Researchers at Philips have extended micro-electromechanical systems (MEMS) technology to variable capacitors. Thus, Philips' researchers have demonstrated micromachined electrically variable RF capacitors. The devices, which are the microscopic equivalent of air-spaced variable and switchable capacitors, can be integrated into silicon chips using conventional wafer fabrication processes, according to the company. The capacitors are made by under-etching an area of the chip's top metal layer to create a beam that moves up and down through electrostatic attraction when a voltage is applied. So it can be used as a variable capacitor. It can also be used as a switched MEMS capacitor, wherein it moves until it contacts a dielectric layer situated underneath the beam. In the variable capacitor case, the researchers claim to achieve a tuning range of 17 and Q-factor as high as 500.

According to Philips, it can integrate its MEMS capacitors alongside high-Q inductors and fixed value metal-insulator-metal (MIM) capacitors using its PASSI process technology. This will allow the production of high-performance RF circuits, such as adaptive impedance matching networks and voltage-controlled oscillators that are superior to discrete component solutions in terms of size and performance, said the developer.
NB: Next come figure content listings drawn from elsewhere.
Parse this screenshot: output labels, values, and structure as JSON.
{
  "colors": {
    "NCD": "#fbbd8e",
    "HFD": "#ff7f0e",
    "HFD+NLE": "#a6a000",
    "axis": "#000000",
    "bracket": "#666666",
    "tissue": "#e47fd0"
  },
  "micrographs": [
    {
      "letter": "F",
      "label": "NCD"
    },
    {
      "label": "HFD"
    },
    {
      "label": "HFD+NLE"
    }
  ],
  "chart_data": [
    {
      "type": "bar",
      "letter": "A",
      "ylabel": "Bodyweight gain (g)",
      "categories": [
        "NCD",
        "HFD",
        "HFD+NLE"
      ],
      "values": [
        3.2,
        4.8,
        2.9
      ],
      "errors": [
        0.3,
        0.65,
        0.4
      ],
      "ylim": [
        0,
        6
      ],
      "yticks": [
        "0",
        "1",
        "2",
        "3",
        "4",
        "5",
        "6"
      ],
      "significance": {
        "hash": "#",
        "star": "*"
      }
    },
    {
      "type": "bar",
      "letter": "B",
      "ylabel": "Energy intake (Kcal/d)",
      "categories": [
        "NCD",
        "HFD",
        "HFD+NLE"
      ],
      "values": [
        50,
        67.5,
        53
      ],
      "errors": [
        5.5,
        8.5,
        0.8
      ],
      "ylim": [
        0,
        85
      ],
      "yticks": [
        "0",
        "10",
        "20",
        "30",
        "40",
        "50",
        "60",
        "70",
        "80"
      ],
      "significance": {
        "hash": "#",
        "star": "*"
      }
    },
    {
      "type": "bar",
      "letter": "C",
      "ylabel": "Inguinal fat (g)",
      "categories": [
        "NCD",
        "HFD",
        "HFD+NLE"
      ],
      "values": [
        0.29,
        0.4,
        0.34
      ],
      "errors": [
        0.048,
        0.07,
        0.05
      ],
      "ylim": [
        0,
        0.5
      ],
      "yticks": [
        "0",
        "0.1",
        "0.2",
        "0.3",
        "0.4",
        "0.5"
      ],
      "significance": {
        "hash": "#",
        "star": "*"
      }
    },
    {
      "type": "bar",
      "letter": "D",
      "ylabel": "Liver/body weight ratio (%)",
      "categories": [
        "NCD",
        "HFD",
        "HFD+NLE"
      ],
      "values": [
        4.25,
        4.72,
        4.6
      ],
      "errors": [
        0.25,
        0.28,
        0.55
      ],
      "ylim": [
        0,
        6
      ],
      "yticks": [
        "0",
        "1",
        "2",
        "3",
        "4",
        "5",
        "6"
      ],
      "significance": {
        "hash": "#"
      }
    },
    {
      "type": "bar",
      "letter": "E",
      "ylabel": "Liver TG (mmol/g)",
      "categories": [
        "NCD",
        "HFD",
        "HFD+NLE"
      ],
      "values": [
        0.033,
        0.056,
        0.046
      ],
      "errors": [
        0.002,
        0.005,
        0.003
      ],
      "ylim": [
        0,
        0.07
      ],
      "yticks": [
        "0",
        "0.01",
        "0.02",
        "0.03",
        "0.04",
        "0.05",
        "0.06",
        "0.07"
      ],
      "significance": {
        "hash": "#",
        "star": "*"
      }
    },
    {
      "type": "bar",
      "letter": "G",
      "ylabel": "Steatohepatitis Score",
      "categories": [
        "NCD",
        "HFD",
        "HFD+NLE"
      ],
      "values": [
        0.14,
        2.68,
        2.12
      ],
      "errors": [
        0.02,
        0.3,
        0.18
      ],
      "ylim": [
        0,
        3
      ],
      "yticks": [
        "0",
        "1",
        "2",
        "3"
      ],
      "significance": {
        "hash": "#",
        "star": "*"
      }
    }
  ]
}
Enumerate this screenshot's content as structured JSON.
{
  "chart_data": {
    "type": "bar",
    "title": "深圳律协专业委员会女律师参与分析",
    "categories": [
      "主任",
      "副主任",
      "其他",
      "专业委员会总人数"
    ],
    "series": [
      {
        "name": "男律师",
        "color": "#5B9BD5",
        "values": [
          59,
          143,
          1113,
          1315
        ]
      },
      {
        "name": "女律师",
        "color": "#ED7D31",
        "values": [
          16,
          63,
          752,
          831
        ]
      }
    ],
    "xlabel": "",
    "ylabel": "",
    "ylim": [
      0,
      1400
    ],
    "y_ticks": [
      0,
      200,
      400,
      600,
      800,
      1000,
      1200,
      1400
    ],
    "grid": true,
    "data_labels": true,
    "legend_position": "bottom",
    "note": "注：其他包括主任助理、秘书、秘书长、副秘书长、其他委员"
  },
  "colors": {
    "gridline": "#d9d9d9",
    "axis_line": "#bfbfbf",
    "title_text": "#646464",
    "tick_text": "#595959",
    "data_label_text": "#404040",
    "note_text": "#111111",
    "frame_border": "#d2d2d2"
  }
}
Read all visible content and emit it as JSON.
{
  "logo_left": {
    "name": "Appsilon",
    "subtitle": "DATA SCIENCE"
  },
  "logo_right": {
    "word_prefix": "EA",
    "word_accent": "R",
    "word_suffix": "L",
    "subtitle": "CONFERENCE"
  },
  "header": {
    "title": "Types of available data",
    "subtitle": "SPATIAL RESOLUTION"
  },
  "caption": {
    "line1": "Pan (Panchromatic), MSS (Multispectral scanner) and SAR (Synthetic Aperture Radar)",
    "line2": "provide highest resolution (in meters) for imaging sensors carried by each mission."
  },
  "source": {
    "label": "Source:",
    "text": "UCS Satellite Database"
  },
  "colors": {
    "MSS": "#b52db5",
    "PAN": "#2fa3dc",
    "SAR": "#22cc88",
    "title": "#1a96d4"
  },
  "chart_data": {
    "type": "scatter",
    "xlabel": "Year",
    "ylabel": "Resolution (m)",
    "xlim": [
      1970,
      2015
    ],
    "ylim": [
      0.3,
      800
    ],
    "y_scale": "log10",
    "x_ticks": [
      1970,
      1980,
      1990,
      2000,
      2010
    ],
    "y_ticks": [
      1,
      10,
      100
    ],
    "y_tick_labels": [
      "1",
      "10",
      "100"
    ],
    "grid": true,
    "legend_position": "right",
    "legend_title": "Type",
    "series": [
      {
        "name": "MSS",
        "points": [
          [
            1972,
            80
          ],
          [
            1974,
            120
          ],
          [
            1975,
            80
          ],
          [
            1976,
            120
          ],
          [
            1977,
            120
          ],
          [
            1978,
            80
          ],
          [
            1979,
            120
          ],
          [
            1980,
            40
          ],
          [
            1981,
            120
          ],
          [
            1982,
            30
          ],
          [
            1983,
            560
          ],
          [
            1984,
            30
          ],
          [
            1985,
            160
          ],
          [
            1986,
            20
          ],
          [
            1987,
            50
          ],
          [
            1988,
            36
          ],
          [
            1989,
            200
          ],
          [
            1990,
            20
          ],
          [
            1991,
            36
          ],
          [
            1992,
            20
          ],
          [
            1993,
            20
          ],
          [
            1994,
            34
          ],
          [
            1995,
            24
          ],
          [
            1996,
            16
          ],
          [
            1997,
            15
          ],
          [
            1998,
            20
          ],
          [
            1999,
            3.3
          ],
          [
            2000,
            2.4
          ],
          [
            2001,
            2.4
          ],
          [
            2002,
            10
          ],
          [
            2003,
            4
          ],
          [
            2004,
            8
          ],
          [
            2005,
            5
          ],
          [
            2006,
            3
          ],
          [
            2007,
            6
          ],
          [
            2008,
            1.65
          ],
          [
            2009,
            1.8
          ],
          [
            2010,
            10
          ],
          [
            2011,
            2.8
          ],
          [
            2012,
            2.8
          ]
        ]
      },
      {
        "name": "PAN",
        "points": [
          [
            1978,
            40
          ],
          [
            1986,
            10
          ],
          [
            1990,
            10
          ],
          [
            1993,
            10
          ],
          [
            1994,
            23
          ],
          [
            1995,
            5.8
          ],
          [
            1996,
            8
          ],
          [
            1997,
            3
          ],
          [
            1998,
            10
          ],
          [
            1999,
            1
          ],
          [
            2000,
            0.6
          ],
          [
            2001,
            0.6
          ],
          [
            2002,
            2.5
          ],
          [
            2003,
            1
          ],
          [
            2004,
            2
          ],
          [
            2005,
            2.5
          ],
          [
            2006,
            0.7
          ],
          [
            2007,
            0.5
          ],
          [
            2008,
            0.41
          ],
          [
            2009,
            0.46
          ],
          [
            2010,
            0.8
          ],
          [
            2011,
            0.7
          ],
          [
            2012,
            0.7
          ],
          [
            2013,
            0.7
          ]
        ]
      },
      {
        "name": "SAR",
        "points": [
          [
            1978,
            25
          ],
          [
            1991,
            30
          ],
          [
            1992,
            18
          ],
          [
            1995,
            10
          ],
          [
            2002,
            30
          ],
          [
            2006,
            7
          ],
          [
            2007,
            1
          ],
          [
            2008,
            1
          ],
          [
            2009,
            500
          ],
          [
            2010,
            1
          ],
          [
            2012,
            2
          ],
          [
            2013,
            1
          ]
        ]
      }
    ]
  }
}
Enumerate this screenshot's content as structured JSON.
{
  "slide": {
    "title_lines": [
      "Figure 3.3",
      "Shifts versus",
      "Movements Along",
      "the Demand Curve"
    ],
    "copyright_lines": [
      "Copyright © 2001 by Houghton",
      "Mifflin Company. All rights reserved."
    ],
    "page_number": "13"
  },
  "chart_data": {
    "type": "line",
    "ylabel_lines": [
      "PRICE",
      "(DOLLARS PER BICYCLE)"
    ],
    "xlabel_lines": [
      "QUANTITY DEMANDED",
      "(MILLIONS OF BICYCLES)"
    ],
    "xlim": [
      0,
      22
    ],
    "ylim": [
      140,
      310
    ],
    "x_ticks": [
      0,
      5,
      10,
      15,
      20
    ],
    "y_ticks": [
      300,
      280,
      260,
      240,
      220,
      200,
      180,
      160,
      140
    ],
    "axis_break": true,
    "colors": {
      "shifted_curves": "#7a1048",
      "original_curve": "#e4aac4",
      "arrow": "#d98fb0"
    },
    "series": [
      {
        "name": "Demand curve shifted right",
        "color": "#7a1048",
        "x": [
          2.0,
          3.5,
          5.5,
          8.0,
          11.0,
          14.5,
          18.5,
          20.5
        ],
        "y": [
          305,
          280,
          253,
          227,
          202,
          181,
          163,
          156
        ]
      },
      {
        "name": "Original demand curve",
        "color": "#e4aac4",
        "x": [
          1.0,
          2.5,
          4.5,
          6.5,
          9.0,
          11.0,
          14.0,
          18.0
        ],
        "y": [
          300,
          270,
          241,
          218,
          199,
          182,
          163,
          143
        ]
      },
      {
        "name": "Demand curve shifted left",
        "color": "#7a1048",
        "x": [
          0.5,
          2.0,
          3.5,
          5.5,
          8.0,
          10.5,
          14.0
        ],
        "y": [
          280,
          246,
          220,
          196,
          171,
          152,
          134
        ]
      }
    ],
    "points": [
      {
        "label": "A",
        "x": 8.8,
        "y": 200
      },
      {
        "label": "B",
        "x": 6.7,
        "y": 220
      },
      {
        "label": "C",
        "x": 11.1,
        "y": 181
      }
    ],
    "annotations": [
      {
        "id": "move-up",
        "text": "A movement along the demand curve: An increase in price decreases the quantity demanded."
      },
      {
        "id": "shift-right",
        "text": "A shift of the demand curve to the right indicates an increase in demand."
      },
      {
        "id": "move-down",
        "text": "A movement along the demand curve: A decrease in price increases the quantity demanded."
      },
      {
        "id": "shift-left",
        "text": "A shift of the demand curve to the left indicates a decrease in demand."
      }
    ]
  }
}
Consequently, the impedance matching network that sits between a mobile phone's power amplifier and its antenna will require less than half the PC board area needed to accommodate traditional networks using discrete components. In addition, matching can be dynamically varied to obtain high accuracy. The researchers are also employing MEMS capacitor technology to produce highly linear RF MEMS switches. These switched capacitors will be used to replace the power consuming PIN-diode switches currently used in mobile phones to prevent high RF power levels from reaching the handset's sensitive RF receiver circuitry while the phone is transmitting.